At one time selecting the hard drive for a homebuilt system required much thought. The hard drive sub-system was often one of the areas that could become most expensive. This was true mainly in systems that required the utmost in storage size and speed, which at that time was very limited.

I have been interested in video, video editing and special effects for some time now. I first 'attempted' to get into digital editing probably a decade ago. Needless to say, if you wanted to have a computer system that was up to the task, you had to be ready to spend some serious money. Even then the hardware was barely up to the task. The first system that would 'almost', sluggishly grind through the data was a 500mhz. Pentium III...and boy was it slow, and error prone.

Even though the processor, memory and other components could somewhat wade through the ungodly amounts of 1's and 0's, the real bottleneck was the hard drive of the day. Speed was a necessity and usually required a specialized hard disk (or disks), and many times a SCSI controller.

Although the harware advanced quickly, RAID (Random Array of Independent Drives) systems were still used just to have the additional headroom to make sure that the incoming video could be stored fast enough. RAID sub-systems are still used quite often in today's computer systems when very high storgae systems are needed, or in a 'mirroring' configuration that provides a realtime backup of the computer data. Should one hard drive fail, the other keeps right on working. The failed drive can usually be 'hot-swapped' (replaced while the system is being used), and there is no loss of data.

Parallel ATA Goes Serial and Gets FAST -

With the technology of the last few years, the SATA (Serial Advanced Technolgy Attachment) bus allows for speeds reaching 6Gbits/sec. (SATA-IO) at the time of this writing. The SATA controller is a replacement for

the PATA (parallel) technology, providing hot-swappable drives, greatly increased speeds, smaller, thinner cables for better cooling and better data integrity checks. (SATA ports shown)
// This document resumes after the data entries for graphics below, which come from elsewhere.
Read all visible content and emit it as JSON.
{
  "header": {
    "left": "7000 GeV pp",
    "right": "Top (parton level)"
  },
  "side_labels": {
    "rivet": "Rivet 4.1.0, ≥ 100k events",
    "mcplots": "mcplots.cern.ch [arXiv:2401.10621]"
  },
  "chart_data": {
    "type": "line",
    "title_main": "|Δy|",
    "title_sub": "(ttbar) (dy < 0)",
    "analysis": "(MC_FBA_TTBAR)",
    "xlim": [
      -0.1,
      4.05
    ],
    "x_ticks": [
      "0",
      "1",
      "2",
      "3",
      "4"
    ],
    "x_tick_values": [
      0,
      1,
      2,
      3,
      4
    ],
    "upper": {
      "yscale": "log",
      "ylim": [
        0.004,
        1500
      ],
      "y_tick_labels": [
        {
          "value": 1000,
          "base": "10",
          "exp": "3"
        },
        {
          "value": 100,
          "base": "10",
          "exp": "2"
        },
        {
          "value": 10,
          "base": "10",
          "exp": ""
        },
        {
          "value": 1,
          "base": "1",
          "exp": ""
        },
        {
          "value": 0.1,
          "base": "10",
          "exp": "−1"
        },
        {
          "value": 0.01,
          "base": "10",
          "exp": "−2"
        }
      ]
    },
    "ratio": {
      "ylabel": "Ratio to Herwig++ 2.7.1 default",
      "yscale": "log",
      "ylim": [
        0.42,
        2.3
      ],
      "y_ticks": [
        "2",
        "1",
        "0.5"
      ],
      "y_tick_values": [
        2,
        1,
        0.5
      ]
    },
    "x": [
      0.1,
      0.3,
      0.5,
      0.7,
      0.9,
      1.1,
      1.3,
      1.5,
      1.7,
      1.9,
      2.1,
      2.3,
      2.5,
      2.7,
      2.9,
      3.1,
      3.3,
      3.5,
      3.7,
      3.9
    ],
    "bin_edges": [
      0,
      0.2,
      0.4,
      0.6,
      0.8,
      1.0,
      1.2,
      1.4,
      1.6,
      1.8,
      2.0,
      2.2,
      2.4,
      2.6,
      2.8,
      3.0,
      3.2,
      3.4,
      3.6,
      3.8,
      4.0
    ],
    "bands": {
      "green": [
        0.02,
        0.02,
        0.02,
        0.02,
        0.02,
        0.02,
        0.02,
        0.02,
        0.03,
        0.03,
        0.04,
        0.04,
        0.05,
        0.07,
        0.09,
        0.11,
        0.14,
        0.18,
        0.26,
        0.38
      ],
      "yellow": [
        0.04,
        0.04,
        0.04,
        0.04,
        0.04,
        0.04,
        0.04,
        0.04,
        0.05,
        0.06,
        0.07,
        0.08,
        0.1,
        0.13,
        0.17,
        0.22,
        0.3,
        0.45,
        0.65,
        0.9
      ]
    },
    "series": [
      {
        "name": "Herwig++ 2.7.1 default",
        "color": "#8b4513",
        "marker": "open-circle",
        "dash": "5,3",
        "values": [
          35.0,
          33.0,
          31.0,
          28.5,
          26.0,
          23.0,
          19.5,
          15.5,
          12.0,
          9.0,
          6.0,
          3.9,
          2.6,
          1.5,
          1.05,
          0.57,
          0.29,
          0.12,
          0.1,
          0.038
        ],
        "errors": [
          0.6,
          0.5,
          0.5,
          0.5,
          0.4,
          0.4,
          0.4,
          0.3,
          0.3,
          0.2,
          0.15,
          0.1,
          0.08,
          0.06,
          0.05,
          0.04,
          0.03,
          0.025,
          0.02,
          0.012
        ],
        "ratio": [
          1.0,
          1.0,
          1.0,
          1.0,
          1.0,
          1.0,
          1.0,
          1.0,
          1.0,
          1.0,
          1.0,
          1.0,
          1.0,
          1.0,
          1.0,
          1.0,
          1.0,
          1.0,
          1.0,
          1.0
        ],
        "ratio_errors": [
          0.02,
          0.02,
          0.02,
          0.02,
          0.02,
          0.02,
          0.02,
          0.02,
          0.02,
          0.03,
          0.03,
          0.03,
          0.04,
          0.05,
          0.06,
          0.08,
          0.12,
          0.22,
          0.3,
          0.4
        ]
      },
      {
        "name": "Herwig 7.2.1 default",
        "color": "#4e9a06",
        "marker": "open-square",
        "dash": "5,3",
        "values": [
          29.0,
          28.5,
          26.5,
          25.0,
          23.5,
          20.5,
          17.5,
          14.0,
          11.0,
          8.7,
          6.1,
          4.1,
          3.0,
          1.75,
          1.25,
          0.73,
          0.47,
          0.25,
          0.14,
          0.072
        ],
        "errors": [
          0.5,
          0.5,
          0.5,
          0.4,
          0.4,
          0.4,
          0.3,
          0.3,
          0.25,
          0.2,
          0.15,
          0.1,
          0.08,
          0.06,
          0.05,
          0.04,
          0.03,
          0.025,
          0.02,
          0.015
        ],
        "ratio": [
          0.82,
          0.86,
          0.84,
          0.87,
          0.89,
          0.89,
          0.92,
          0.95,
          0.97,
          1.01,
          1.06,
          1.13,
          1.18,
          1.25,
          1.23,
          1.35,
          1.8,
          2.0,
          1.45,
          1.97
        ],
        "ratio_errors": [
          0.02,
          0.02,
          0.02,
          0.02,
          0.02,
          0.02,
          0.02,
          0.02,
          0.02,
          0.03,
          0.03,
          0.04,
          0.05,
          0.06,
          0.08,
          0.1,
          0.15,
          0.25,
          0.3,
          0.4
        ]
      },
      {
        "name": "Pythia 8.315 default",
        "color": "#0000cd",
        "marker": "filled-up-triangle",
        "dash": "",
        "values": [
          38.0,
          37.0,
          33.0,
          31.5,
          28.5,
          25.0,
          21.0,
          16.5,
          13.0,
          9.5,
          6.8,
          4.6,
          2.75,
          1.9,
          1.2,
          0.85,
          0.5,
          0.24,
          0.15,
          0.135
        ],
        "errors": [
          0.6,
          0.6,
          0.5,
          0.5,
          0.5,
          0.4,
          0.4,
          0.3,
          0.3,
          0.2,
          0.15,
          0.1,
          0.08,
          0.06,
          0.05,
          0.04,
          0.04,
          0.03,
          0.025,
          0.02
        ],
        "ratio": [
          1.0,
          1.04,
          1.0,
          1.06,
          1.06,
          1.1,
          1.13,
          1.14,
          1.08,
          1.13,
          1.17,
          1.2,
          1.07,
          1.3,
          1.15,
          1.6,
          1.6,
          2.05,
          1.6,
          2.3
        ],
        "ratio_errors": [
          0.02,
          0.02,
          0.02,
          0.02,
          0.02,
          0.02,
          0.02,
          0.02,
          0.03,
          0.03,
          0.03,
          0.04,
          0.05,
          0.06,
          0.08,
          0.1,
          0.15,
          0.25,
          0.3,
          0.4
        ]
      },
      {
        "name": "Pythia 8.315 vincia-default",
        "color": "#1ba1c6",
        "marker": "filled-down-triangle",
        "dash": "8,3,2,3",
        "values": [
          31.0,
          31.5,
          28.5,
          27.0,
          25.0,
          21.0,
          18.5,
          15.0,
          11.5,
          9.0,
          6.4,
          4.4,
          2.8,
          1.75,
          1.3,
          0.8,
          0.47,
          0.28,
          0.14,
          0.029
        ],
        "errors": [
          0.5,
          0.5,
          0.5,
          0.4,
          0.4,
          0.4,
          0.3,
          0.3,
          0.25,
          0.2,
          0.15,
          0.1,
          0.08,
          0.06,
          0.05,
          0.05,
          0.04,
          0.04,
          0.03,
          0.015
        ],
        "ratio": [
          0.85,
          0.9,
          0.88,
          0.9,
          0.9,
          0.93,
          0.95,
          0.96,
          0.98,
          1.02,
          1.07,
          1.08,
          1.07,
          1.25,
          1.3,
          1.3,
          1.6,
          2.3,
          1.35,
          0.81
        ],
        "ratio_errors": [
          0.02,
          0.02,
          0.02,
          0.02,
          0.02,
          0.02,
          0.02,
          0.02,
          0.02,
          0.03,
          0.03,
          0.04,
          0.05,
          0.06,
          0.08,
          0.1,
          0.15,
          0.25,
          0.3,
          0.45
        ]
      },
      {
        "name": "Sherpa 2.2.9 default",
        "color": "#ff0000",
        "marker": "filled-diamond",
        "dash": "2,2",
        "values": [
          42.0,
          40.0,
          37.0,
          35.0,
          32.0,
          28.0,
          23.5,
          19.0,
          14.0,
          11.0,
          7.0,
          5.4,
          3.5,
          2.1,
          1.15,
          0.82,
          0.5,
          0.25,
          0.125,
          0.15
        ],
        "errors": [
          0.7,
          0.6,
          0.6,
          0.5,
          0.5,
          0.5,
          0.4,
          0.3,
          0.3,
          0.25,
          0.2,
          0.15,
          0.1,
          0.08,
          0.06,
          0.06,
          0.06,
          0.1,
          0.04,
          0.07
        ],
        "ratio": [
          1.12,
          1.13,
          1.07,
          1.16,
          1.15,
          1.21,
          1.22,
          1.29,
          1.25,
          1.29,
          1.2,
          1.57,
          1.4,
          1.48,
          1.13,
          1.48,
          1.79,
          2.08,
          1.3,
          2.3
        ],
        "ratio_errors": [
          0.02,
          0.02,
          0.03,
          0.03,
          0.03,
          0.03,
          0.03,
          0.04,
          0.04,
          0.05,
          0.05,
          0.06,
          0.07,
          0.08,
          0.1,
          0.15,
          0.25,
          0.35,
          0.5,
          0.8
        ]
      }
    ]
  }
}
Although the technical aspects of the in-depth operation of the modern SATA controller and hard drives is beyond the scope of this article, the reader should just be made aware of the technology and should shop wisely when selecting their next computer system and/or components in which to build their own system.

The first computer owned by this writer that incorporated a hard drive, had only a 10mb (that's MEGA) drive, was very expensive, and unbelievably slow.

SATA for the Near Future (at least) -

So, if you happen to be shopping for a new computer, chances are that if spending a reasonable amount of money, and buying a name brand computer from a reputable source, chances are that you'll get a SATA drive that is more than fast enough to handle any data that you can throw at it. The only choice should only be the size, and witht the huge capacities available now, I'd go for something as big as your wallet will allow. Even though that huge drive may seem to have unlimited storage, applications tend to become bigger with the increased drive sizes.

Also, I mentioned RAID previously. If you're not real good about backing up your data regularly, you should consider a RAID in mirroring mode. That provides a continuous, hot-swappable data backup system. However, you should ALWAYS keep another backup (at least one), on another medium, at another location if your data is extremely important. Also, with eSATA, adding external SATA (eSATA) drives to equipped systems, is convenient and relatively inexpensive, providing large, fast, reliable external storage.

Even though other interfaces such as fiber channel and Infiniband promise even greater data transfer speeds, the SATA technology should provide a comfortable headroom, reasonably priced solution for some time to come.